Most current small molecule drugs are enzyme inhibitors or ligand-like molecules. They compete with natural substrates or ligands in deep binding pockets. Signal transduction often involves protein-protein interactions. Drug development has achieved some success in disrupting protein-protein interactions such as p53-MDM2 binding using small molecules and peptide mimetics. Our recent work suggests that intramolecular interactions mediate auto-activating or auto-inhibitory effects on MDM2 and MDMX, thus have important roles in regulating p53 activity and stress response. Our findings reveal potential new targets for the therapeutic modulation of p53. Intramolecular interaction has also been implicated in the regulation of numerous other proteins. However, stabilizing protein intramolecular interaction, the opposite of disrupting protein-protein binding, is largely unexplored as a therapeutic approach. We propose to use MDMX as a model to investigate the feasibility of stabilizing protein intramolecular interaction for p53 activation. Two specific aims are proposed: (1) Identify peptides that stabilize MDMX intramolecular interaction by in vitro compartmentalization screen. (2) Develop a high throughput screen for small molecules that stabilize MDMX intramolecular interaction. This work will provide proof of concept and lead compounds for the development of new drugs that target an important tumor suppressor pathway. Lessons from this study will also be applicable to the therapeutic targeting of other important disease-associated proteins.

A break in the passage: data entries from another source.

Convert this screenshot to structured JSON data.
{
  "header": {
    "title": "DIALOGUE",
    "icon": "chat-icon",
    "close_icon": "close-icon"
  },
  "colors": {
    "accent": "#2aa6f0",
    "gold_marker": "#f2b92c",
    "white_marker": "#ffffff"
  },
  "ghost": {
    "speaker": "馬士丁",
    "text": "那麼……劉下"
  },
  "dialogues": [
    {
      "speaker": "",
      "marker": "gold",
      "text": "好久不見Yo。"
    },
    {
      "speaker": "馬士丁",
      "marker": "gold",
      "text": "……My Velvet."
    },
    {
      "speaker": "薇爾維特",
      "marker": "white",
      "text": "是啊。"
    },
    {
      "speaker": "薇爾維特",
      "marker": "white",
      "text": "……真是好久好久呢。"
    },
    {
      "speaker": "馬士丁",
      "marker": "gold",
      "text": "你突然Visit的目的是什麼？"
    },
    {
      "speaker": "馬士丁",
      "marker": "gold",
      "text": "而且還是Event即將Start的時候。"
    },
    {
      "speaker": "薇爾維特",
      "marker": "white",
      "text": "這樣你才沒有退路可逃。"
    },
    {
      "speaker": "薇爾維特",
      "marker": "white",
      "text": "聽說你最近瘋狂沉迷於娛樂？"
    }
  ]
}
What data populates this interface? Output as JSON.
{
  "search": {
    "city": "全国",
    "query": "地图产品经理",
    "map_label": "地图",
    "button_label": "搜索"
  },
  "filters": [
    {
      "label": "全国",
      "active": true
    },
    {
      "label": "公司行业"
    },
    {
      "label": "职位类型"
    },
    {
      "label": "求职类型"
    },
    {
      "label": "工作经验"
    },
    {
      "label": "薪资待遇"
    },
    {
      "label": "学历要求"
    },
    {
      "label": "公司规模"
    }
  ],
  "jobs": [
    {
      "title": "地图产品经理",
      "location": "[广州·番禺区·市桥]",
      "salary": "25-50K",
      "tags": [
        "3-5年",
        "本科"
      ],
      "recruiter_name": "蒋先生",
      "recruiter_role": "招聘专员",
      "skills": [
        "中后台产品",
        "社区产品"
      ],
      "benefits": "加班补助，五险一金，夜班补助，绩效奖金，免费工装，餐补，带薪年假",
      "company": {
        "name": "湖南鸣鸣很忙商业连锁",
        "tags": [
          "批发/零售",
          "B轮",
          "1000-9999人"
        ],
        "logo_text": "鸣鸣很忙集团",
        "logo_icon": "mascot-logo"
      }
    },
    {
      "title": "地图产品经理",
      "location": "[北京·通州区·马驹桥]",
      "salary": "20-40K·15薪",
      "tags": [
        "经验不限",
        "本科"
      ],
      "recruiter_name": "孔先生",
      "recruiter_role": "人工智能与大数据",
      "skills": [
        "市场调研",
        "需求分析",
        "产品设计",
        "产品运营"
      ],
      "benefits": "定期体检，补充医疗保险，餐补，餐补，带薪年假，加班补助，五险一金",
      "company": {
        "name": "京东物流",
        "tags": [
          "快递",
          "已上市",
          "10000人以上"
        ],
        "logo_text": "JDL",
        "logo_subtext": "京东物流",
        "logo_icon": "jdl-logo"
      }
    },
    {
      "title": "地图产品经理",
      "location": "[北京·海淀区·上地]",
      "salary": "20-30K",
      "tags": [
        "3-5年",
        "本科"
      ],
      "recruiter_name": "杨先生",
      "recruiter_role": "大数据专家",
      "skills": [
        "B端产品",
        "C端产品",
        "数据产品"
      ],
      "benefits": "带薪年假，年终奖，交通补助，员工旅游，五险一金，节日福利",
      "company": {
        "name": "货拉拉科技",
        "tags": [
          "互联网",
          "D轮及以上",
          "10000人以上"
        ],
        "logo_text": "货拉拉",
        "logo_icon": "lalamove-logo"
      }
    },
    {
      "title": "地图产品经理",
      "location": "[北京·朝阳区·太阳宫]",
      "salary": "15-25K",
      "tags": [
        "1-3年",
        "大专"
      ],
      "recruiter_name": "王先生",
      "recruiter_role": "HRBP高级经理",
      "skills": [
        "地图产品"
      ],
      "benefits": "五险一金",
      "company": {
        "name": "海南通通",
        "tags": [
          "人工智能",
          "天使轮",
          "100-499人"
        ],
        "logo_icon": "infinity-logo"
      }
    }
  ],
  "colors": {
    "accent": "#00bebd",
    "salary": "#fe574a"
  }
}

当前大多数小分子药物是酶抑制剂或配体样药分子。他们与深层结合口袋中的天然底物或配体竞争。信号转导通常涉及蛋白质 - 蛋白质相互作用。药物开发有在破坏蛋白质 - 蛋白质相互作用（例如p53-MDM2）方面取得了成功使用小分子和肽模拟物结合。我们最近的工作表明分子内相互作用介导对MDM2的自动激活或自身抑制作用因此，MDMX在调节p53活性和应力反应中具有重要作用。我们的发现揭示了p53治疗调节的潜在新目标。分子内相互作用也与许多其他的调节有关蛋白质。但是，稳定蛋白质内相互作用，相反破坏蛋白质 - 蛋白质结合，在很大程度上没有探索作为治疗方法。我们建议使用MDMX作为模型来研究稳定蛋白的可行性 p53激活的分子内相互作用。提出了两个具体目标：（1）鉴定通过体外稳定MDMX分子内相互作用的肽隔室化屏幕。（2）为小的高吞吐量屏幕开发稳定MDMX分子内相互作用的分子。这项工作将提供概念证明和铅化合物，用于开发针对的新药重要的肿瘤抑制途径。这项研究的教训也适用于其他重要疾病相关蛋白的治疗靶向。